Thanks to the reach of the championship (208 countries connected worldwide, for 19 stops a year), MotoGP, Moto2 and Moto3 are certainly some of the most powerful communication vehicles for anyone in the road motorcycles sector. Being on the starting grid of a Grand Prix means to be seen by the eyes of millions of potential consumers all over the world. Add to this the fact that the MotoGP is a traveling championship, able to allow online and offline promotion operations across very different and distant territories, and the value behind it becomes even more clear.
A symbol of excellence
Simply put, being accepted in the world’s top two-wheeled world championship means excellence. To be able to compete at this level it is necessary that the manufacturer, the technology used and the projects created are of a very high quality.
This is a fact well known by customers, the public and consumers, who recognise the brands represented in MotoGP and in Formula 1 as the pinnacle of their respective worlds – on two and four wheels. In terms of brand positioning, participation in these series immediately communicates quality and value.
An instrument of innovation and technology
The MotoGP World Championship, like Formula 1, is a prototype championship. This means that the vehicles participating are not those that can be found in the dealerships of the various houses.
Because of this, the Moto championships are a key area of research and development for all manufacturers – who can then take the innovation developed in the races from the track to the road, and into their commercial vehicles.
Many of the technologies developed in the field of racing, both with two and four wheels, are indeed later used for more every day vehicles – frames in cars, traction controls, anti- wheeling and latest generation braking systems are just a few key examples.
Being at the highest point of racing means guaranteeing a manufacturer’s”traditional” customer base an excellent technological research background – something that is valued extremely highly.
A way to reward and expand business opportunities
It goes without saying that championships such as those mentioned are incredible settings to expand and empower any business.

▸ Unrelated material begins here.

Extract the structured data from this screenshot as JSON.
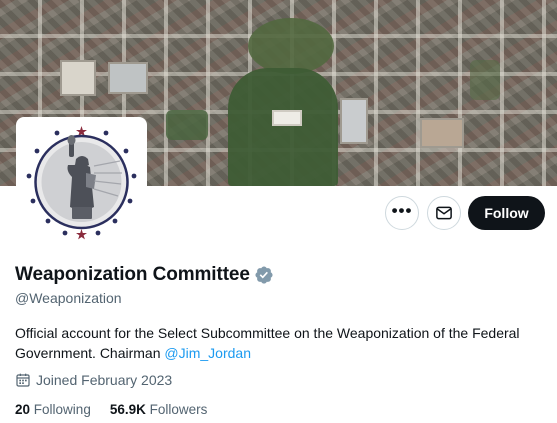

The hospitality opportunities available at MotoGP allow manufacturers to welcome guests, reward their best customers, offer unforgettable weekends to potential investors, and to reward their staff for the good work already done.

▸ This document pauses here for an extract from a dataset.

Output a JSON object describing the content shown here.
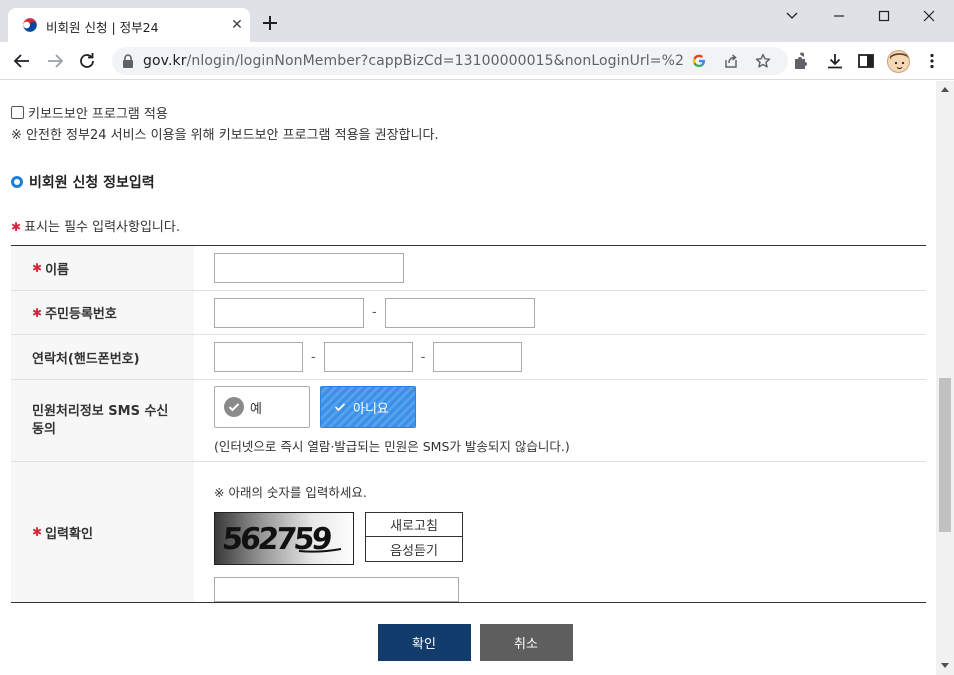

The Paddock, for example, is a place populated by the best of the moto industry. It offers a unique possibility for B2B operations, and the expansion of possibilities that are open to the brand. These championships are an occasion for the best of the automotive industry and its main investors and stakeholders to gather and network. Because of course, it is often outside the offices and far from the classic places of work that the best conversations happen. Track-side is just one of these places.
A great story to tell
At its heart, sport is a great story – and the romanticism and nostalgia of motor racing has a strong part to play in that. The world championship offers a compelling narrative, full of hope, heroes and heartbreak.

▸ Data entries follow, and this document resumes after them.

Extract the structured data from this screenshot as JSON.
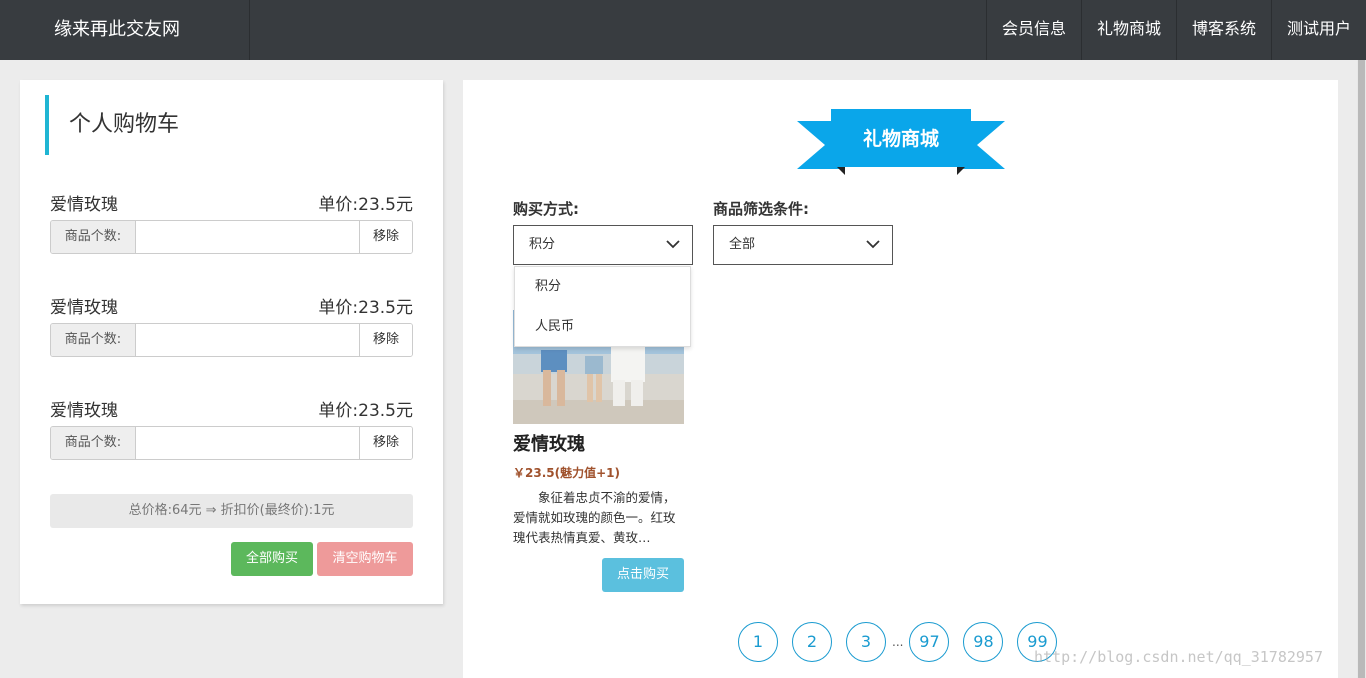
{
  "navbar": {
    "brand": "缘来再此交友网",
    "items": [
      "会员信息",
      "礼物商城",
      "博客系统",
      "测试用户"
    ]
  },
  "cart": {
    "title": "个人购物车",
    "items": [
      {
        "name": "爱情玫瑰",
        "price": "单价:23.5元",
        "qty_label": "商品个数:",
        "qty_value": "",
        "remove": "移除"
      },
      {
        "name": "爱情玫瑰",
        "price": "单价:23.5元",
        "qty_label": "商品个数:",
        "qty_value": "",
        "remove": "移除"
      },
      {
        "name": "爱情玫瑰",
        "price": "单价:23.5元",
        "qty_label": "商品个数:",
        "qty_value": "",
        "remove": "移除"
      }
    ],
    "total": "总价格:64元 ⇒ 折扣价(最终价):1元",
    "buy_all": "全部购买",
    "clear": "清空购物车"
  },
  "mall": {
    "title": "礼物商城",
    "purchase_method_label": "购买方式:",
    "purchase_method_value": "积分",
    "filter_label": "商品筛选条件:",
    "filter_value": "全部",
    "dropdown_options": [
      "积分",
      "人民币"
    ],
    "product": {
      "name": "爱情玫瑰",
      "price": "￥23.5(魅力值+1)",
      "description": "象征着忠贞不渝的爱情，爱情就如玫瑰的颜色一。红玫瑰代表热情真爱、黄玫…",
      "buy": "点击购买"
    },
    "pagination": {
      "pages_start": [
        "1",
        "2",
        "3"
      ],
      "ellipsis": "...",
      "pages_end": [
        "97",
        "98",
        "99"
      ]
    }
  },
  "watermark": "http://blog.csdn.net/qq_31782957",
  "colors": {
    "navbar": "#383c40",
    "accent": "#1fb5d3",
    "ribbon": "#0aa6ea",
    "success": "#5cb85c",
    "danger_light": "#ee9a9a",
    "info": "#5bc0de"
  }
}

As a business, manufacturers can leverage this story through their marketing and communications, and angle it in a way that will capture public interest and bring about attention on social and in both online and offline media.
In a world where content marketing and storytelling have become a vital for an effective corporate communication strategy, a high-profile sports series can be an effective instrument.